BY SILAS NKALA
PRESSURE is mounting on Chinese mining company Afrochine Smelting (Private) Limited to abort plans to conduct coal mining activities near Sinamatela National Park in Hwange.
Local residents have petitioned the company’s consultancy, SustiGlobal in a bid to stop the mining activities in the area which is a tourist attraction.
SustiGlobal Consultancy is doing the environment impact assessment for the Chinese company.
The Greater Whange Residents Trust (GWRT) and the Association for Tourism Hwange (ATH) raised concerns over the proposed exploration activities, saying they were likely to frustrate tourism activities.
“Exploration work entails land clearing, opening of access roads, geophysical and geochemical prospecting as well as drilling in the Deka Safari Area. The national park is a bedrock of tourism. Hwange National Park is one of Africa’s most unspoiled tourist destinations, attracting tourists from around the globe.
“Hwange is a feeder destination to other tourism attractions within Zimbabwe such as Mana Pools, Binga, Msuna, Matopos, Chimanimani, and Great Zimbabwe. Mining in Hwange National Park would, therefore, result in a significant reduction of tourists travelling to any part of Zimbabwe,” GWRT co-ordinator Fidelis Chima said in a letter to SustiGlobal.
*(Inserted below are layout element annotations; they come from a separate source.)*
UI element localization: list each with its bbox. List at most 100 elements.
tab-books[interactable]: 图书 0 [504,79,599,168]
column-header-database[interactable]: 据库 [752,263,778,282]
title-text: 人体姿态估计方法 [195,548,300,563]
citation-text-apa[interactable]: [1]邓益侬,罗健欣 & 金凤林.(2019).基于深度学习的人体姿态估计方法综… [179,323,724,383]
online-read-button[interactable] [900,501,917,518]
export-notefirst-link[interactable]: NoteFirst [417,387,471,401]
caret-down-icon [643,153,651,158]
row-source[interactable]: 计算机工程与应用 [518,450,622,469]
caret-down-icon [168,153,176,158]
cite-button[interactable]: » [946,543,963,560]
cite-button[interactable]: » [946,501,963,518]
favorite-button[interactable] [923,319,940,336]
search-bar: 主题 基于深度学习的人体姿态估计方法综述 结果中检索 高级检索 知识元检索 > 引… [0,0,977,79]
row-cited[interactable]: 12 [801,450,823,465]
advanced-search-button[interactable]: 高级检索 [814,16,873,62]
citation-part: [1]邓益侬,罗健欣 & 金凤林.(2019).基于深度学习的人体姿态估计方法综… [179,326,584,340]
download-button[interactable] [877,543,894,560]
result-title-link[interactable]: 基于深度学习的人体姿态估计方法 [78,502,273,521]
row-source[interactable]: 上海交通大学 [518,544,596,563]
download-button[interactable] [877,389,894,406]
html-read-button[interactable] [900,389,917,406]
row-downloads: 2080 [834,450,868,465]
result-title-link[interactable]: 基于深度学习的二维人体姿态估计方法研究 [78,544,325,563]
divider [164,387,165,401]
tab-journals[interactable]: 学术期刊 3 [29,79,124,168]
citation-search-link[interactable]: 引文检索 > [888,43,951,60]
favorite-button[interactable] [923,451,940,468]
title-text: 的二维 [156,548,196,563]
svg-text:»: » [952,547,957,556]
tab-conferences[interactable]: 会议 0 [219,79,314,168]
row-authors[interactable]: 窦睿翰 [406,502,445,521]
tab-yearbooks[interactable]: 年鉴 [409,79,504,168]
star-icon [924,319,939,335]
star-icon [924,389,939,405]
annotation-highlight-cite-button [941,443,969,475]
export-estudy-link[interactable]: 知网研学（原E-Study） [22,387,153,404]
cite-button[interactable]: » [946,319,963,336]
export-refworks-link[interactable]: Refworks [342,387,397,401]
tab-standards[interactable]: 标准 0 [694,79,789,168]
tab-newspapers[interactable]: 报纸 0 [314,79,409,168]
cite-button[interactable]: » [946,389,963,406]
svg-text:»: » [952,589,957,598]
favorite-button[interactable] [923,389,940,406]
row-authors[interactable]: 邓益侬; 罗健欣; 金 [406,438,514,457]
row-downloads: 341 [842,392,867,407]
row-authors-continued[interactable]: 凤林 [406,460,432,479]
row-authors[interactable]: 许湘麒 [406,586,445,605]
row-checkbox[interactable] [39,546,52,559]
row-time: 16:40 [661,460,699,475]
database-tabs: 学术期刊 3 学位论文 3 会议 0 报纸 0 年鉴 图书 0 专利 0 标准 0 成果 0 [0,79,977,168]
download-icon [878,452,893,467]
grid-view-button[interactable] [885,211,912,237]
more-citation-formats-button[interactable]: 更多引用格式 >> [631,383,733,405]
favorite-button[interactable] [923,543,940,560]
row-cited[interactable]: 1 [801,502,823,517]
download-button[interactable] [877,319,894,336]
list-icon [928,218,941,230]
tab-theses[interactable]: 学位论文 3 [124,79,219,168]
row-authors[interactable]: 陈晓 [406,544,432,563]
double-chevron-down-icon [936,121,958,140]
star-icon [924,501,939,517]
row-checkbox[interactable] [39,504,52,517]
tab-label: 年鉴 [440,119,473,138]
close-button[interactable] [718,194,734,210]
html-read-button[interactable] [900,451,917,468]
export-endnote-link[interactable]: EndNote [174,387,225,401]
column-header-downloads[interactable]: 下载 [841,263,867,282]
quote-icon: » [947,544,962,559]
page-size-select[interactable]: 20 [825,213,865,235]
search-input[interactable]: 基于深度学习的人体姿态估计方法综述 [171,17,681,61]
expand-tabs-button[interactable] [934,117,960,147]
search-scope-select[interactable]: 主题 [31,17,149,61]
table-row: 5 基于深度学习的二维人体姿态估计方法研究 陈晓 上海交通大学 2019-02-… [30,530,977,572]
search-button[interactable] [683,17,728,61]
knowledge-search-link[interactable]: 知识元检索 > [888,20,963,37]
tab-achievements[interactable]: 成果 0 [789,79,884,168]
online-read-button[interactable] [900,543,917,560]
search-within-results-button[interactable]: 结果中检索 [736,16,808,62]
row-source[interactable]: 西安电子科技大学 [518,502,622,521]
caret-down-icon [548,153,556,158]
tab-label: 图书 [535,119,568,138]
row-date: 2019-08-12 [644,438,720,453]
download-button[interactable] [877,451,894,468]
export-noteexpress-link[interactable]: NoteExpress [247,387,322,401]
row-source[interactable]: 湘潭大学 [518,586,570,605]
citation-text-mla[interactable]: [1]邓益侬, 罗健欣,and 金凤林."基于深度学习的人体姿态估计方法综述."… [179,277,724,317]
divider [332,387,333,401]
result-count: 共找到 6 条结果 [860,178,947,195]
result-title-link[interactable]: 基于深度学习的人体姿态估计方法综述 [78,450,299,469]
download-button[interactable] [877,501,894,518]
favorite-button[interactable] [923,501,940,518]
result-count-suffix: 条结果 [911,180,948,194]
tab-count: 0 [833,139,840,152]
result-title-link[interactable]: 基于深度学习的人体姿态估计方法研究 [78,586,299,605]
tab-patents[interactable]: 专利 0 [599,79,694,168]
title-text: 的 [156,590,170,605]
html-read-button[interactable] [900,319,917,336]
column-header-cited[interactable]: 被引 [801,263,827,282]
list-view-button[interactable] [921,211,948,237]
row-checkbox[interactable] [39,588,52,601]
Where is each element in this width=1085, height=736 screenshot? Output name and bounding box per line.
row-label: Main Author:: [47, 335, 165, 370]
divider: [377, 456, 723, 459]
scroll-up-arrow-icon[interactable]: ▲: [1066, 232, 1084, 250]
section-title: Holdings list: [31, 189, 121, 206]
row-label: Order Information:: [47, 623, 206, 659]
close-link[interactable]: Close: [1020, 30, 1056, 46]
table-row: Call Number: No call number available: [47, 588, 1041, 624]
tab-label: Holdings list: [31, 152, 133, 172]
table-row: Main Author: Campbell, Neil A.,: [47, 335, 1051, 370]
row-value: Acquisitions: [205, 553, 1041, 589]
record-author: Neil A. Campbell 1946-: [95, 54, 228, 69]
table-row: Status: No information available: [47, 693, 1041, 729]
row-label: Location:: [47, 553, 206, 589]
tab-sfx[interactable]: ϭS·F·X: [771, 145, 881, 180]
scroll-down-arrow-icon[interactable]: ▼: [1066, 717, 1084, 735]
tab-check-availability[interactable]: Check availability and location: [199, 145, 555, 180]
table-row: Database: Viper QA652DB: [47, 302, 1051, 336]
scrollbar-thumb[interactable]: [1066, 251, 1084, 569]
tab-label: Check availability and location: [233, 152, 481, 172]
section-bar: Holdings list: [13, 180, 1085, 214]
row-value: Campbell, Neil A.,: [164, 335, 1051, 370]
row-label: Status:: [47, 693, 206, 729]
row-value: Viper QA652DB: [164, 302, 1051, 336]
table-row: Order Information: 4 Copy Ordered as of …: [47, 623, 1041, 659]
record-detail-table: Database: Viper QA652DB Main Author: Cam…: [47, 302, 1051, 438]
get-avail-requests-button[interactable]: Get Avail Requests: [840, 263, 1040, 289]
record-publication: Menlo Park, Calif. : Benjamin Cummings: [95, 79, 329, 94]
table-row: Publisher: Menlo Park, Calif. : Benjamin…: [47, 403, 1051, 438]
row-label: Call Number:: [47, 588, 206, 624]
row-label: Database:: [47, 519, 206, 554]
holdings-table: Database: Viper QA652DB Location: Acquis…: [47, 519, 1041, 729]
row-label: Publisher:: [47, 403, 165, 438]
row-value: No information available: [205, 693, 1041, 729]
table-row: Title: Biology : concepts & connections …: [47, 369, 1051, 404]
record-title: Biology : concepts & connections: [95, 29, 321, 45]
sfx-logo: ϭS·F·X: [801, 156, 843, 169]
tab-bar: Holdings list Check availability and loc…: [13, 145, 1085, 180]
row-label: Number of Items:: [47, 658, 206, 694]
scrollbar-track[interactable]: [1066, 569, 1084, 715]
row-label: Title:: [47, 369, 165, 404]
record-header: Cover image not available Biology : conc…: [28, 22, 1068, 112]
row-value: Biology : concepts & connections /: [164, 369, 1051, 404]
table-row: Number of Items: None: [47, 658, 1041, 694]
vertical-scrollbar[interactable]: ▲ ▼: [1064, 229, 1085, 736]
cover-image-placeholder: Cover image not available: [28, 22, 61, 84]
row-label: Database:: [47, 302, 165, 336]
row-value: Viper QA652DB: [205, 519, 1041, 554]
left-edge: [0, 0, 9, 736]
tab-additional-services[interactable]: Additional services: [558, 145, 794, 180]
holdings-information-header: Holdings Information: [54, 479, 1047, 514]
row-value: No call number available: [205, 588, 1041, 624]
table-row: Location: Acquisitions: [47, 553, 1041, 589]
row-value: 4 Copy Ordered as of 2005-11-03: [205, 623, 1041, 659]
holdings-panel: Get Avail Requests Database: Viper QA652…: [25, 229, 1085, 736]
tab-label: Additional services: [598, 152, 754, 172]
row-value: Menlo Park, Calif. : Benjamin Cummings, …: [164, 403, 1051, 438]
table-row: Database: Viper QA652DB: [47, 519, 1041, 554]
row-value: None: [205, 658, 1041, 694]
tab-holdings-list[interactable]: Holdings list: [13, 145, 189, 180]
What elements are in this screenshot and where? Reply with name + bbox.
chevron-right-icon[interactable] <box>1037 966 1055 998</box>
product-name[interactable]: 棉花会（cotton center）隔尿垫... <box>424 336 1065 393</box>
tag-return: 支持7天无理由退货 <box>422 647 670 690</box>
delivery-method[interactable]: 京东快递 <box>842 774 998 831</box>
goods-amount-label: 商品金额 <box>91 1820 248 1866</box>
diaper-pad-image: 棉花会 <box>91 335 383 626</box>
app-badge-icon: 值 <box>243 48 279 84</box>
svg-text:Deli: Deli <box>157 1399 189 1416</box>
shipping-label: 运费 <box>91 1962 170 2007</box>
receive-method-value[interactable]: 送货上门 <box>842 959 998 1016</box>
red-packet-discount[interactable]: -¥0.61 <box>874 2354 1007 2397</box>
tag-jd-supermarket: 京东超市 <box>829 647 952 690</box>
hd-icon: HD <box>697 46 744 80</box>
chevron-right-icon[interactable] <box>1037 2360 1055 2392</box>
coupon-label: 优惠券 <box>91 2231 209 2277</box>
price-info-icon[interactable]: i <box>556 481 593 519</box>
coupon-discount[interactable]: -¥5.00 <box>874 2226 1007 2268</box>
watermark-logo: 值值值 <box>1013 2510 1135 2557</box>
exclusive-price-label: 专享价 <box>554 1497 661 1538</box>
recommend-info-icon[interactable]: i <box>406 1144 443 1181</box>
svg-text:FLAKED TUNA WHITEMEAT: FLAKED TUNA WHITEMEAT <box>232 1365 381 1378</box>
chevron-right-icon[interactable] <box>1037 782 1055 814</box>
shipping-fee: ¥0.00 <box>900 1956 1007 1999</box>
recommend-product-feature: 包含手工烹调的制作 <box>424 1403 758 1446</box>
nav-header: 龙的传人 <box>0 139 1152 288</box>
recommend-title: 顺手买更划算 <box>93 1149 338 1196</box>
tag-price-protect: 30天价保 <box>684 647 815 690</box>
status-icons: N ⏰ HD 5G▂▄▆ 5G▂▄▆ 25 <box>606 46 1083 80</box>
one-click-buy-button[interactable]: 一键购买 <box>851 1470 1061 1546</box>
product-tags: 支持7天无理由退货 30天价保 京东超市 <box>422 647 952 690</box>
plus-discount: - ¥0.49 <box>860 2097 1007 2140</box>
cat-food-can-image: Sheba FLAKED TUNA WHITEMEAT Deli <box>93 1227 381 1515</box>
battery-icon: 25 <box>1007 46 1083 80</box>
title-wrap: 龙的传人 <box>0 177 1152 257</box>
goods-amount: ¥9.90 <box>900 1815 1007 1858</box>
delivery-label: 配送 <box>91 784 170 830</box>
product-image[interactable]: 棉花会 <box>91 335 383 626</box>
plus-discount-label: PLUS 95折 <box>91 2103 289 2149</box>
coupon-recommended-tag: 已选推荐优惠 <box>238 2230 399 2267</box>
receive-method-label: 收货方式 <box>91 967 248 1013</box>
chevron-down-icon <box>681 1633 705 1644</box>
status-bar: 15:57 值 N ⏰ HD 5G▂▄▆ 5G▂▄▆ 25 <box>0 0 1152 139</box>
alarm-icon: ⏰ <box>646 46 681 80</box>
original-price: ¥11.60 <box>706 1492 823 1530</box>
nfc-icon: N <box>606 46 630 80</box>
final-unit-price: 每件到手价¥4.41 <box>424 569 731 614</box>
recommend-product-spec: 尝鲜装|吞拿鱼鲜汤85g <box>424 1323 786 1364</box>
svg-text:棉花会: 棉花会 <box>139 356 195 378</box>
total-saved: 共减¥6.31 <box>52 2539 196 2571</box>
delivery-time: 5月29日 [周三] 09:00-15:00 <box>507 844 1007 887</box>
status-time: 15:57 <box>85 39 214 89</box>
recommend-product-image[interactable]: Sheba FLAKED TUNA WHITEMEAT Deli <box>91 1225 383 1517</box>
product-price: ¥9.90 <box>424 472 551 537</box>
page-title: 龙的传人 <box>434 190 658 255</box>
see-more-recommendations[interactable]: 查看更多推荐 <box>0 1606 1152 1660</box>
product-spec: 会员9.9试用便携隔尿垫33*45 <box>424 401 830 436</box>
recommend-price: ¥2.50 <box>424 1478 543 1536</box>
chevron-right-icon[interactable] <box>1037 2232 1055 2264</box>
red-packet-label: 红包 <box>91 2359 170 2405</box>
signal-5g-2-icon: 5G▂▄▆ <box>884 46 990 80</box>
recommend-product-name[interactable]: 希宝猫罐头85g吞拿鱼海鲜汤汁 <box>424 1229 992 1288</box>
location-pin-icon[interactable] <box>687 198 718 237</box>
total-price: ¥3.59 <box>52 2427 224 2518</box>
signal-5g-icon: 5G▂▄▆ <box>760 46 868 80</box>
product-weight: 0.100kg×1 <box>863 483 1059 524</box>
“Existing within a 60-km stretch running through Hwange are seven active mining operations. There is enough coal outside of Hwange National Park and other protected areas and no cause for coal mining activities to be sought within Zimbabwe’s national parks. The over-utilisation of fossil fuels is contributing to global warming. There is no need to mine coal when there are cleaner renewable sources of energy,” Chima said.
He said the activities would also affect river systems stretching to the Zambezi and scare away the black rhino as the Hwange National Park is the only habitat with the species and other species that are under threat, which include pangolin, painted dogs, and the African elephant.
Last week, ATH chairperson Elizabeth Pasalk, who also runs a safari in the area, said they received a notice from SustiGlobal Consultancy that they had been given a special mining grant at the Deka Safari, amid fears that the tourism sector would be destroyed.
“We understand they were given 3 710 hectares of land close to Hwange National Park to do coal mining. The area is also close to Shangano cultural site for the Nambya people and these mining activities will affect culture. As safari operators, we have since written to President Emmerson Mnangagwa to reconsider issuing of special mining grants in safaris and national parks. We expect him to exercise his discretion on that,” Pasalk said.
SustiGlobal chief consultant Oliver Tafa said they had not yet received any complaints from stakeholders.
“All I can say is that special grants can be in an environment where there are parks, but the environment laws do not allow mining to encroach into parks and safaris, so we will always respect that. As for now we are waiting for stakeholders to respond to our questionnaires then we will know their concerns,” he said.